AI Agent Consulting & Development
We cut through the AI hype to build autonomous systems that solve concrete operational bottlenecks. From secure model integration to custom Model Context Protocol (MCP) servers, we deliver code that works on day one.
Autonomous Workflows: Real-World Trust
We do not just evaluate AI tools — we write, deploy, and operate them. Our consumer-facing alerts engines, such as Appt Helper, operate continuously at scale, processing real-time government databases and routing high-frequency SMS data.
This operational background is the foundation of our AI consulting practice. We know how to deploy AI agents that are deterministic, secure, and cost-efficient. We bypass slide decks and focus entirely on creating autonomous workflows that execute tasks, connect to your internal systems, and interact with your users reliably.
Our Technical Stack
We build with state-of-the-art LLMs, orchestration tools, and strict data validation layers:
- Large Language Models: Anthropic Claude (using custom system prompting and prompt engineering best practices), OpenAI GPT-4o, and highly optimized open-source models (Llama-3, Mistral) deployed on cost-efficient cloud hardware.
- Agent Orchestration: Custom Python agent pipelines. We design state machines that transition between planning, execution, and self-correction phases.
- Integrations & MCP: Model Context Protocol (MCP). We build custom MCP servers that expose clean, permissioned schemas to LLMs, allowing them to safely query internal databases, fetch APIs (including enterprise systems like Workday Finance and Workday Adaptive Planning), and read filesystem hierarchies.

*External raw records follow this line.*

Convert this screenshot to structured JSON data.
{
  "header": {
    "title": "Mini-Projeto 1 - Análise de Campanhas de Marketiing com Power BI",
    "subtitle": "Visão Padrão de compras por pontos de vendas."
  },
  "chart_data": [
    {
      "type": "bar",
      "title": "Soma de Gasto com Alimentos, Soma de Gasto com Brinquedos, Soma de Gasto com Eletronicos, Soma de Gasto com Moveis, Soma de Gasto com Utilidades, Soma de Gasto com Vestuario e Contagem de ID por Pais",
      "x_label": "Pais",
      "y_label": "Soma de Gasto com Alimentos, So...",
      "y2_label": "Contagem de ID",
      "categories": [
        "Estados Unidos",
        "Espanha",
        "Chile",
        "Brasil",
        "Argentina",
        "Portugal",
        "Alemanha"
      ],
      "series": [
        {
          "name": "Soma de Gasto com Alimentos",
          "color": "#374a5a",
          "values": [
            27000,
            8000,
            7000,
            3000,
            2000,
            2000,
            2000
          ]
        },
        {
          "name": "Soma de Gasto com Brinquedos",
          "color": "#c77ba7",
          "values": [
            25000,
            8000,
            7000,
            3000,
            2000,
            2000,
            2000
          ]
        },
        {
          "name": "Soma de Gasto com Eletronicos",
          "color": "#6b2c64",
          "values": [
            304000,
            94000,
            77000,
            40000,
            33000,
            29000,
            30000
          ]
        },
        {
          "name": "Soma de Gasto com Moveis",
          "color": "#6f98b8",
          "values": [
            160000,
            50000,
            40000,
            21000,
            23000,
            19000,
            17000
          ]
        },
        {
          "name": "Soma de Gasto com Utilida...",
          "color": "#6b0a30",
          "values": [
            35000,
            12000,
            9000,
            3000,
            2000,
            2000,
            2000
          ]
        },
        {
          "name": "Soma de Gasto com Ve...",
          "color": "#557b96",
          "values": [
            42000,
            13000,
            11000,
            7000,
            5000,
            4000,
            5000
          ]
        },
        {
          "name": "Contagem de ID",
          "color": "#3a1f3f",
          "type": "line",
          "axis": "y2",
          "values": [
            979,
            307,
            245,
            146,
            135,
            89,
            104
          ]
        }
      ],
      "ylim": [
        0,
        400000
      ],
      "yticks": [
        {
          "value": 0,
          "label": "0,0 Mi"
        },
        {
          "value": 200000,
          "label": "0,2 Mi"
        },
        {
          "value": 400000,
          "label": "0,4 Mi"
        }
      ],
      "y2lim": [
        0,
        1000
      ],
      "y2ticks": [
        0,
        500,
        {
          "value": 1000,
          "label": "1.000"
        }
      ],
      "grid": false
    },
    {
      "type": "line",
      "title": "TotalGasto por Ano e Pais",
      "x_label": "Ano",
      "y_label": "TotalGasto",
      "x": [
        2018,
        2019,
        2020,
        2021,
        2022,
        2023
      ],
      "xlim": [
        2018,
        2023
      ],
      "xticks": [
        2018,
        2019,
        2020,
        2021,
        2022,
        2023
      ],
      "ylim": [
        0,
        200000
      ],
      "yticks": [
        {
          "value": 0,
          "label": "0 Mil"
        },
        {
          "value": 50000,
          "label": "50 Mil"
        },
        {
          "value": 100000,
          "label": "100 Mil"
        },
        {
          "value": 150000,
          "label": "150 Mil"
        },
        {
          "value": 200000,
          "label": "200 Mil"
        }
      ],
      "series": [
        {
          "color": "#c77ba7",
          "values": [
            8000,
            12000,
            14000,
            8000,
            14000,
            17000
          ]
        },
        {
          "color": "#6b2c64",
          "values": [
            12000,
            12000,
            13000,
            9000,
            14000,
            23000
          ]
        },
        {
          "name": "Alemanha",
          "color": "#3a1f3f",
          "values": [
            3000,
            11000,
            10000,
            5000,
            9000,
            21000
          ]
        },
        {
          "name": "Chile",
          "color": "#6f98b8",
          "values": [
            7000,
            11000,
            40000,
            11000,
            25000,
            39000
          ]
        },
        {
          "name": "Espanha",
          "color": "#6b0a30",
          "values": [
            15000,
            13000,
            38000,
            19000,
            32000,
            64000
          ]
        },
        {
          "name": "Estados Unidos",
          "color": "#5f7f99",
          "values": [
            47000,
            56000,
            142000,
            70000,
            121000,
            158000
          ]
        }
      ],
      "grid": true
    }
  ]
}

- Observability & Cost Control: Token tracking, prompt caching structures, and error boundary logging to monitor agent behavior and manage runtime API expenses.

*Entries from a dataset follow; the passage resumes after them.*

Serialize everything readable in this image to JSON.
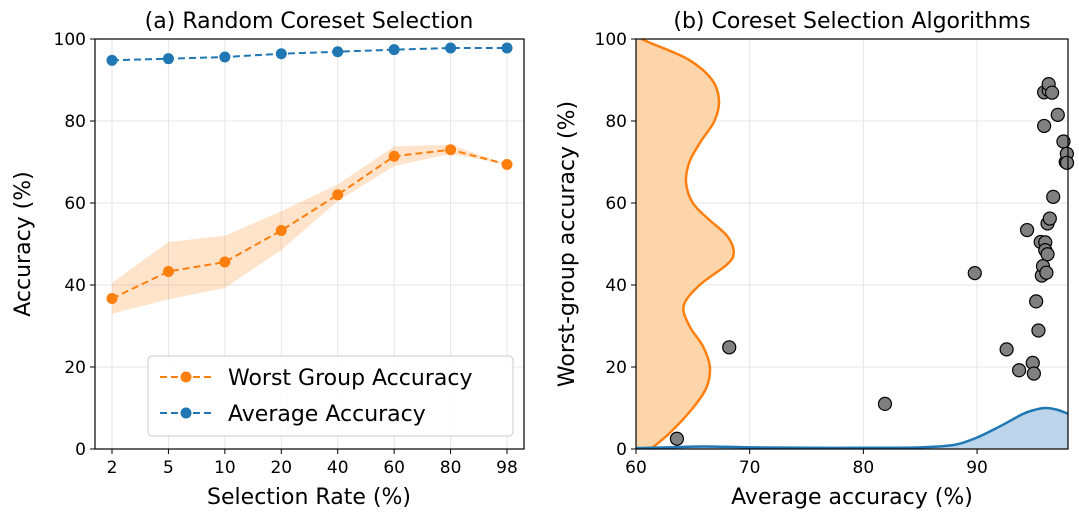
{
  "chart_data": [
    {
      "type": "line",
      "title": "(a) Random Coreset Selection",
      "xlabel": "Selection Rate (%)",
      "ylabel": "Accuracy (%)",
      "categories": [
        "2",
        "5",
        "10",
        "20",
        "40",
        "60",
        "80",
        "98"
      ],
      "ylim": [
        0,
        100
      ],
      "yticks": [
        0,
        20,
        40,
        60,
        80,
        100
      ],
      "grid": true,
      "legend": "bottom-right",
      "series": [
        {
          "name": "Worst Group Accuracy",
          "color": "#ff7f0e",
          "style": "dashed-with-markers",
          "values": [
            36.7,
            43.3,
            45.6,
            53.3,
            62.0,
            71.4,
            73.0,
            69.4
          ],
          "band_lower": [
            33.0,
            36.5,
            39.3,
            48.5,
            60.5,
            69.0,
            72.0,
            69.4
          ],
          "band_upper": [
            40.5,
            50.5,
            52.0,
            58.0,
            64.5,
            73.8,
            74.2,
            69.4
          ]
        },
        {
          "name": "Average Accuracy",
          "color": "#1f77b4",
          "style": "dashed-with-markers",
          "values": [
            94.8,
            95.2,
            95.6,
            96.4,
            96.9,
            97.4,
            97.8,
            97.8
          ]
        }
      ]
    },
    {
      "type": "scatter",
      "title": "(b) Coreset Selection Algorithms",
      "xlabel": "Average accuracy (%)",
      "ylabel": "Worst-group accuracy (%)",
      "xlim": [
        60,
        98
      ],
      "ylim": [
        0,
        100
      ],
      "xticks": [
        60,
        70,
        80,
        90
      ],
      "yticks": [
        0,
        20,
        40,
        60,
        80,
        100
      ],
      "grid": true,
      "point_color": "#808080",
      "points": [
        [
          63.6,
          2.5
        ],
        [
          68.2,
          24.8
        ],
        [
          81.9,
          11.0
        ],
        [
          89.8,
          42.9
        ],
        [
          92.6,
          24.3
        ],
        [
          93.7,
          19.2
        ],
        [
          94.4,
          53.4
        ],
        [
          94.9,
          21.0
        ],
        [
          95.0,
          18.4
        ],
        [
          95.2,
          36.0
        ],
        [
          95.4,
          28.9
        ],
        [
          95.6,
          50.5
        ],
        [
          95.7,
          42.3
        ],
        [
          95.8,
          44.6
        ],
        [
          95.9,
          78.8
        ],
        [
          95.9,
          87.0
        ],
        [
          96.0,
          50.4
        ],
        [
          96.0,
          48.5
        ],
        [
          96.1,
          43.0
        ],
        [
          96.2,
          55.0
        ],
        [
          96.2,
          47.5
        ],
        [
          96.3,
          87.5
        ],
        [
          96.3,
          89.0
        ],
        [
          96.4,
          56.2
        ],
        [
          96.6,
          86.9
        ],
        [
          96.7,
          61.5
        ],
        [
          97.1,
          81.5
        ],
        [
          97.6,
          75.0
        ],
        [
          97.8,
          70.0
        ],
        [
          97.9,
          72.0
        ],
        [
          98.0,
          69.8
        ]
      ],
      "density_y": {
        "color": "#ff7f0e",
        "fill": "#fdd0a2",
        "points": [
          [
            0,
            1.3
          ],
          [
            4,
            3.0
          ],
          [
            10,
            5.0
          ],
          [
            15,
            6.2
          ],
          [
            20,
            6.5
          ],
          [
            25,
            5.9
          ],
          [
            30,
            4.7
          ],
          [
            35,
            4.2
          ],
          [
            40,
            5.6
          ],
          [
            45,
            8.0
          ],
          [
            48,
            8.6
          ],
          [
            52,
            8.0
          ],
          [
            56,
            6.4
          ],
          [
            60,
            5.0
          ],
          [
            65,
            4.4
          ],
          [
            70,
            4.7
          ],
          [
            75,
            5.7
          ],
          [
            80,
            6.9
          ],
          [
            85,
            7.3
          ],
          [
            90,
            6.7
          ],
          [
            95,
            4.6
          ],
          [
            99,
            1.3
          ],
          [
            100,
            0.5
          ]
        ]
      },
      "density_x": {
        "color": "#1f77b4",
        "fill": "#b5d0e8",
        "points": [
          [
            60,
            0.2
          ],
          [
            63,
            0.4
          ],
          [
            66,
            0.6
          ],
          [
            70,
            0.4
          ],
          [
            75,
            0.3
          ],
          [
            80,
            0.3
          ],
          [
            85,
            0.4
          ],
          [
            88,
            1.0
          ],
          [
            90,
            2.8
          ],
          [
            92,
            5.5
          ],
          [
            94,
            8.5
          ],
          [
            95,
            9.5
          ],
          [
            96,
            10.0
          ],
          [
            97,
            9.6
          ],
          [
            98,
            8.6
          ]
        ]
      }
    }
  ]
}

Deep-Dive: Our AI Principles
To move AI from sandbox experiments to production systems, we enforce four core design guidelines:
- Deterministic Agent Boundaries: AI models are non-deterministic by nature. We wrap LLMs in strict validation wrappers (using Pydantic, Zod, and JSON schema constraints) to ensure that model outputs match expected structures exactly. Hallucinations are intercepted and corrected automatically by the agent pipeline before they reach users or databases.
- Context Window Management: Long prompts are expensive and slow. We implement strict context management strategies, dynamic rag (Retrieval-Augmented Generation) injection, and Anthropic's prompt caching features to reduce latency and API billing by up to 50%.
- Human-in-the-Loop (HITL) Triggers: We isolate critical actions. An agent can research a topic, write code, or draft an email autonomously, but actions involving financial transactions, database writes, or direct client outreach trigger manual approval flows.
- Secure Sandbox Execution: When agents need to run custom code or parse uploaded files, we deploy secure, sandboxed execution runtimes (like Docker or gVisor) to ensure that the model has zero access to the host machine's resources.
Retainer & Fractional CTO Governance
AI integration requires ongoing oversight as models evolve. Our fractional CTO and retainer models provide direct access to technical strategy:
- SLA & Incident Routing: Retainers guarantee that production pipeline exceptions (such as API rate limits or model drift) are resolved immediately. We monitor LLM provider statuses and maintain automatic fallback mechanisms to alternative models.
- Security & Privacy Safeguards: We verify that client data is never utilized for LLM model training. All integrations are mapped against strict enterprise privacy standards, using zero-data-retention APIs where available.
Our AI Readiness Roadmap
We guide organizations through structured, measurable iterations:
- Phase 1: AI Readiness Audit (Weeks 1-2) — We review your workflows and databases to identify where AI can actually drive efficiency, delivering a complete architectural blueprint.
- Phase 2: Sandbox Prototype (Weeks 3-5) — We build a working agent inside a sandboxed environment, testing prompt efficiency and structured tool calls.
- Phase 3: Integration & Safety (Weeks 6-8) — We connect the prototype to your live APIs, implement Human-in-the-Loop triggers, and configure logging tools.
- Phase 4: Handoff & Rollout (Week 9) — We ship the system to production, configure automated telemetry, and train your team to maintain prompt templates.